The Senate voted down the banking industry’s attempt to delay the part of the Dodd-Frank financial reform bill that puts a cap on the interchange fees paid to banks when you use a debit card. Why does this matter to you? Read on.
You pay for whatever fee is paid to banks. It’s in the price of what you just bought. The merchant had to raise the price to cover the fee.
In the case of credit cards, the banks at least advance money on your behalf until you reimburse them and at no interest charge at all if you pay in full when first invoiced. But when you use a debit card at a store and enter your PIN, it’s paid instantly with money in your bank account. The bank simply reached into your account and transferred the money to the retailer’s bank account. Done. It is no different from handing over cash save for the convenience.
So banks deserve some compensation for this service, right? How much?

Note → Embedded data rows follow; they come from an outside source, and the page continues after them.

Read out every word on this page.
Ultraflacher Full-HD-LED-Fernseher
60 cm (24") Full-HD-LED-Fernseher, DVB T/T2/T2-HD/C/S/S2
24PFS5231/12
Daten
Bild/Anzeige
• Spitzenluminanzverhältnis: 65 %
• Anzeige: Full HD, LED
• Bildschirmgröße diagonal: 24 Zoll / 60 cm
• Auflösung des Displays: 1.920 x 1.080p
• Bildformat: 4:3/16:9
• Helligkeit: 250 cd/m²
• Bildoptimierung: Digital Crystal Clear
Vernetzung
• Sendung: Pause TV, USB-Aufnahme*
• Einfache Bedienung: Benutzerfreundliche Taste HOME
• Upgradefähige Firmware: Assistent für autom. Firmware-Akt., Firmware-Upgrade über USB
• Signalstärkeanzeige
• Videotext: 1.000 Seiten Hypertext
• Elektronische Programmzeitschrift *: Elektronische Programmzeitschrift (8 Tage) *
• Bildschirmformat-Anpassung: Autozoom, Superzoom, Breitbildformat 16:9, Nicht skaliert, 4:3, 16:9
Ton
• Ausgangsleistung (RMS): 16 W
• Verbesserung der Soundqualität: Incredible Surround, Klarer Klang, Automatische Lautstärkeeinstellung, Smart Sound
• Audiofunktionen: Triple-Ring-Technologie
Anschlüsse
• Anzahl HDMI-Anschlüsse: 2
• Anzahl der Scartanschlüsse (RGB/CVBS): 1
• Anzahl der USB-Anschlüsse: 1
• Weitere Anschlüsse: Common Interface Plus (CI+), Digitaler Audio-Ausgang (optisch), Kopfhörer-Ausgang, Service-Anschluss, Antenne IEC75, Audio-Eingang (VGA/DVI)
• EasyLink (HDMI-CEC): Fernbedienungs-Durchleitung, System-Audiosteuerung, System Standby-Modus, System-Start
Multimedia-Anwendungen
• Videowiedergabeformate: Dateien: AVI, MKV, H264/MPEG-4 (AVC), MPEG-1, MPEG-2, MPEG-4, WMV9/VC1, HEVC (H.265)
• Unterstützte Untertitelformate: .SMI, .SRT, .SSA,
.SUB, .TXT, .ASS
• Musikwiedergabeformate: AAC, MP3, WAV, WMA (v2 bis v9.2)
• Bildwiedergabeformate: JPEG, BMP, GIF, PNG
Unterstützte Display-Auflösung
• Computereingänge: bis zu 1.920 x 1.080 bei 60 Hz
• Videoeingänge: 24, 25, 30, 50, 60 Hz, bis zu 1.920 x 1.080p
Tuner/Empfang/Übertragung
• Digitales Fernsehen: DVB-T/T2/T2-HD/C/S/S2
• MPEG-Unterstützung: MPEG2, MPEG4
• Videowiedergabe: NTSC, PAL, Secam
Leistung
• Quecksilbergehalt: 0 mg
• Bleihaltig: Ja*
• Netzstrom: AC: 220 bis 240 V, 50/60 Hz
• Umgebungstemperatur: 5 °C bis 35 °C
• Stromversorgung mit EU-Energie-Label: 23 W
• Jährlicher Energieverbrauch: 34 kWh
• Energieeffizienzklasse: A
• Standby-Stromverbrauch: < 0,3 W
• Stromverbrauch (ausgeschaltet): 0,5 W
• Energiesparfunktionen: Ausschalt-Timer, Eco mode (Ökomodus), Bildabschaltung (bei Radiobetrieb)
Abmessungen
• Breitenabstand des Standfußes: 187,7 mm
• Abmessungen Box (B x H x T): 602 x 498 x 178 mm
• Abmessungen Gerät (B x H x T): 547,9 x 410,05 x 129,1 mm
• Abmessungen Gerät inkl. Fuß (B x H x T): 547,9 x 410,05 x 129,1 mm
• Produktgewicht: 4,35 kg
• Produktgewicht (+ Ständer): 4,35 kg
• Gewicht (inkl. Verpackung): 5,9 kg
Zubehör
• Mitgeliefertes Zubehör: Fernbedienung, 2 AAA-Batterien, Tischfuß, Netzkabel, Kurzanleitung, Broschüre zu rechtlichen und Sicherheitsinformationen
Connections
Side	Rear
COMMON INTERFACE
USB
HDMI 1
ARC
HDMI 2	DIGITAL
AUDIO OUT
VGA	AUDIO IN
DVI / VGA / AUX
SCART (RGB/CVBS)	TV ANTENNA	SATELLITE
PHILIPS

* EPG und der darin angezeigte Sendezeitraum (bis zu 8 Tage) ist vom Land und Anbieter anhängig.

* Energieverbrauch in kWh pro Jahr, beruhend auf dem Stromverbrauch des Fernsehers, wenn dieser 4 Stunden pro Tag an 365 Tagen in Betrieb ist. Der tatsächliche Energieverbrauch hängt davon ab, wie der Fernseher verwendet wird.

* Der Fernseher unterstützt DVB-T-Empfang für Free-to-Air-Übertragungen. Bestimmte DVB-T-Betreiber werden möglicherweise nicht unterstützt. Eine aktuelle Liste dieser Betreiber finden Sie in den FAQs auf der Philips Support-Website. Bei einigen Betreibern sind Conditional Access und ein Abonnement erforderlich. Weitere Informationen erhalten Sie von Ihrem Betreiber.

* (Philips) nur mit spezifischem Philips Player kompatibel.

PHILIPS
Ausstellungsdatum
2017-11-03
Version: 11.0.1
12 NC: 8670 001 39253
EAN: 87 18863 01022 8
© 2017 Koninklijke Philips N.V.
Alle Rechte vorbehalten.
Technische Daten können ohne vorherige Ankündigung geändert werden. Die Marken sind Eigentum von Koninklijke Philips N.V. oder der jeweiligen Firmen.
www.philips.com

The Federal Reserve says that the average fee extracted by the banks is 44 cents per transaction. But 44 cents in relation to what average transaction value? A clearer picture is cited in this analysis by ProPublica that tells us the fee you’d pay built into a $50 purchase a whopping 60 cents using MasterCard and 67.5 cents using Visa.
The Dodd-Frank bill caps the charge at 12 cents.
The bill voted on would have delayed imposition of the Dodd-Frank cap for a year of "further study". As Simon Johnson, economist co-author of "13 Bankers" , said, "In Washington, the best way to kill something is to study it further". If you are curious whether your senator was on your side with a "Nay" vote, you can find out right here.
Once charged fees only for the use of credit cards, merchants are hurting from the added burden of debit cards. Their use has exploded, which means that merchants are being charged for what customers used to pay for with cash.
True, the industry has invested hundreds of millions in this technology, but those costs have long since been recovered by these fees. The electronic transfer is processed in an instant by computers at a tiny cost hardly different than banking on line (how much could banking on line cost the banks if they charge us nothing for it?). The fact is that the banking industry, which showered millions on lawmakers to buy their votes, can’t bear to see that pure profit taken away. They were fighting to keep what is estimated to be $16-$17 billion a year they make in these fees.
Between 1994 and 2010, the Economist reports, the combined market share in deposits of the five top American banks rose from 7.9% to 34.3%. The financial sector had some 40% of all corporate profits by the plunge of 2008. These fees are an example of why: the great siphonage of money from other sectors into the banks. It’s much easier than what banks used to do to make their money: lending to businesses rather than taxing them with excessive fees.